As such, I’m exploring releasing it under the Patron License where it’d be free to use personally, but you’d be obligated to pay me if you wanted to build your own product out of it. 🙂
Let’s be real here. iComics as a name is terrible. ^_^; Not even Apple names their new products in that format anymore.
I originally picked it because the original name I wanted was taken, and I considered it a “pledge” to make the quality of the software as good as Apple’s. However that kind of backfired to a horrifying degree in that the quality of the app has dropped, and also many would argue that the quality of Apple’s software has also dropped.
But thankfully. In the giant 32-bit app purge of 2017, the name I originally wanted became free again.

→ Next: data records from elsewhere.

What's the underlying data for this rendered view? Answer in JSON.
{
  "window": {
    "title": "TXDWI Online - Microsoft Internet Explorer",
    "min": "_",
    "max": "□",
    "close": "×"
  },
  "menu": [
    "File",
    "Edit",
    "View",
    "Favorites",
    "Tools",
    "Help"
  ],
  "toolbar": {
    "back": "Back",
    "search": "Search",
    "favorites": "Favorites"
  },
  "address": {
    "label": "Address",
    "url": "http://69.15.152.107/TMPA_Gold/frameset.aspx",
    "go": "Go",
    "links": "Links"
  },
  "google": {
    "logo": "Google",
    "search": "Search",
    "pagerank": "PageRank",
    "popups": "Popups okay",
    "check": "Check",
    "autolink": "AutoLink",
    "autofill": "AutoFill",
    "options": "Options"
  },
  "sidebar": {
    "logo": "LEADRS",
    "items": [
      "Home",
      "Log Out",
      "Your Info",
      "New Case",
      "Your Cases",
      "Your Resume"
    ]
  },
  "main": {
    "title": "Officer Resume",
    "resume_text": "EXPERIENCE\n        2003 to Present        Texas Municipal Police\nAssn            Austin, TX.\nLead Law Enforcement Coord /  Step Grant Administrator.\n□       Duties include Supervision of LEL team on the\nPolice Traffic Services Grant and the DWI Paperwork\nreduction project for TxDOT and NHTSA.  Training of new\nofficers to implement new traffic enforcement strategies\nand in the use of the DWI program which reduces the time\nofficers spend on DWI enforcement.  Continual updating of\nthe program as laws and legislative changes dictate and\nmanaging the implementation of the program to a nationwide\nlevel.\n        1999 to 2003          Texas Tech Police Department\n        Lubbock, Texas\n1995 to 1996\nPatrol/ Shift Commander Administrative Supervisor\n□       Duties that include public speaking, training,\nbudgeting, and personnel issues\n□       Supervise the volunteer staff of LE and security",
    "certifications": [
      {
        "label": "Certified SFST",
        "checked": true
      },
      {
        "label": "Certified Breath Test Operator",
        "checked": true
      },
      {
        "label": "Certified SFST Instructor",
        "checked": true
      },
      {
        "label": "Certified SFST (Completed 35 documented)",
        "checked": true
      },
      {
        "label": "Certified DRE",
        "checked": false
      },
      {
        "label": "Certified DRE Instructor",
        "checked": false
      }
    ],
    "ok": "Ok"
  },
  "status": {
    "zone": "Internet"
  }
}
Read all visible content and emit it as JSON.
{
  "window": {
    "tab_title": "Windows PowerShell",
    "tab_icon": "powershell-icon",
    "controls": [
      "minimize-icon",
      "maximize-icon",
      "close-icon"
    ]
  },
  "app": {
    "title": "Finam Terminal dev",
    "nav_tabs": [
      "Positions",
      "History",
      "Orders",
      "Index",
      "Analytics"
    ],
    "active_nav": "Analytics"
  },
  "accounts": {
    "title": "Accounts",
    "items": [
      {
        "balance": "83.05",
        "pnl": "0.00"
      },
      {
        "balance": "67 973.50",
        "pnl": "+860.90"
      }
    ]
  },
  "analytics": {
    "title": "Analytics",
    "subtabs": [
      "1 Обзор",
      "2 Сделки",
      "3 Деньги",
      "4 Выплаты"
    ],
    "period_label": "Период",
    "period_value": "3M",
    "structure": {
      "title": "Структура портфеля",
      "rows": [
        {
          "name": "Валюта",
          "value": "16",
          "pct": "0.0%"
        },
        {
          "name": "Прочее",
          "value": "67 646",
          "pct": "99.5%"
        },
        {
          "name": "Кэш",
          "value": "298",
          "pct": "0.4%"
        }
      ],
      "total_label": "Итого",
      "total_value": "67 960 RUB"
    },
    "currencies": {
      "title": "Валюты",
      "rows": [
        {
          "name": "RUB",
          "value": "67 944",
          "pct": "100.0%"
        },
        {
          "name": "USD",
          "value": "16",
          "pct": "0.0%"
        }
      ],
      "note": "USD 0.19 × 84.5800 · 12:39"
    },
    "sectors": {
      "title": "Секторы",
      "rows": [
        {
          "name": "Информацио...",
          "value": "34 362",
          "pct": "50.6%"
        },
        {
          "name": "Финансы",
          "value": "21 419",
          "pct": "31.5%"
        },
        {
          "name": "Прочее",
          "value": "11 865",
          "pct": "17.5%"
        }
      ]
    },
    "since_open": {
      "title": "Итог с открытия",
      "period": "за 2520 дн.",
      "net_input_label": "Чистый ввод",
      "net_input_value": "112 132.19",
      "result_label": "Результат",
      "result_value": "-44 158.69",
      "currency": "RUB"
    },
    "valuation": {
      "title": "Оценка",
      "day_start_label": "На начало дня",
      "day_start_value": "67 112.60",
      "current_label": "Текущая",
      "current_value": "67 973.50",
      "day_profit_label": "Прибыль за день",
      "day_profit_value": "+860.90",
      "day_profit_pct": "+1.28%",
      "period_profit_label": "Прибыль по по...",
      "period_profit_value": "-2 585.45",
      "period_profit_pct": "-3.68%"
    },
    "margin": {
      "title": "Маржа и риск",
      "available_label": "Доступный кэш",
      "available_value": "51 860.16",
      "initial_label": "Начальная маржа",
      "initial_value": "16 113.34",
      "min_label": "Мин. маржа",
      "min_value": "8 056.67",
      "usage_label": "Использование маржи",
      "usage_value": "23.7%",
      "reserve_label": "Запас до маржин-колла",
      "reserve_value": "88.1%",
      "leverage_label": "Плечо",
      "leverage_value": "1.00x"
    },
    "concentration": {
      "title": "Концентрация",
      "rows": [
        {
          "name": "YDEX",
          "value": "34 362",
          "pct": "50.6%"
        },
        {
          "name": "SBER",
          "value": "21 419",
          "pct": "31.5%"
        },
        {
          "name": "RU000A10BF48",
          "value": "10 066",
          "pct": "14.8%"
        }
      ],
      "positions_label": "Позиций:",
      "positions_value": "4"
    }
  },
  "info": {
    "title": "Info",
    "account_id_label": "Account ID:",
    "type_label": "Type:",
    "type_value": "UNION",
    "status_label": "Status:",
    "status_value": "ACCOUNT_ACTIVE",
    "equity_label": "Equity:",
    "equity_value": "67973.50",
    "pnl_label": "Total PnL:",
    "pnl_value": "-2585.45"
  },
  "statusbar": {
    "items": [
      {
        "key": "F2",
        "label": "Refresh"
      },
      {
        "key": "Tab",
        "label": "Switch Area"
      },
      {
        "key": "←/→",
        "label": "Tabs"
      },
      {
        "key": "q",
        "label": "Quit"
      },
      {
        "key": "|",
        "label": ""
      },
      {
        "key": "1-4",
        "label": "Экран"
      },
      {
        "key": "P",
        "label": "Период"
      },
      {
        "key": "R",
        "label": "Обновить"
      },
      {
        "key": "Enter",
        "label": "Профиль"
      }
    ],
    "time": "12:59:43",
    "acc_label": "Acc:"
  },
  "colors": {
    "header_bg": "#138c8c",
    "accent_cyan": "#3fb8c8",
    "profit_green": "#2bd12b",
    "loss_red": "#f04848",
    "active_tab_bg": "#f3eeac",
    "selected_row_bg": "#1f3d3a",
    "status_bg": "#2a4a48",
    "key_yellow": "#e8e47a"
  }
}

And I was able to snap it up. 😀
So on that note, I won’t reveal the name just yet, but it will 100% have a different name than iComics 2 by launch.
Keeping track of progress
I haven’t done a great job these past few years of keeping people up-to-date on the app. Between being super busy with work, and wanting to just code, writing blogs and making YouTube videos is just too much effort.
So instead, this year, I’m going to go back to just Instagram and Twitter. Ideally, I’ll try and find a way to link updates to directly inside the app.
I’ll also try my hardest to set up regular Twitch streams in case anyone wants to watch. 🙂
So hopefully we’ll see how this goes this year. For now, I need to focus on the iOS 13 update to iComics, but I’ll keep everyone up to date on what I’m doing as much as I can.
In any case, if you have any suggestions or feedback, please let me know.
Have a great year! Hopefully it’ll be a blast!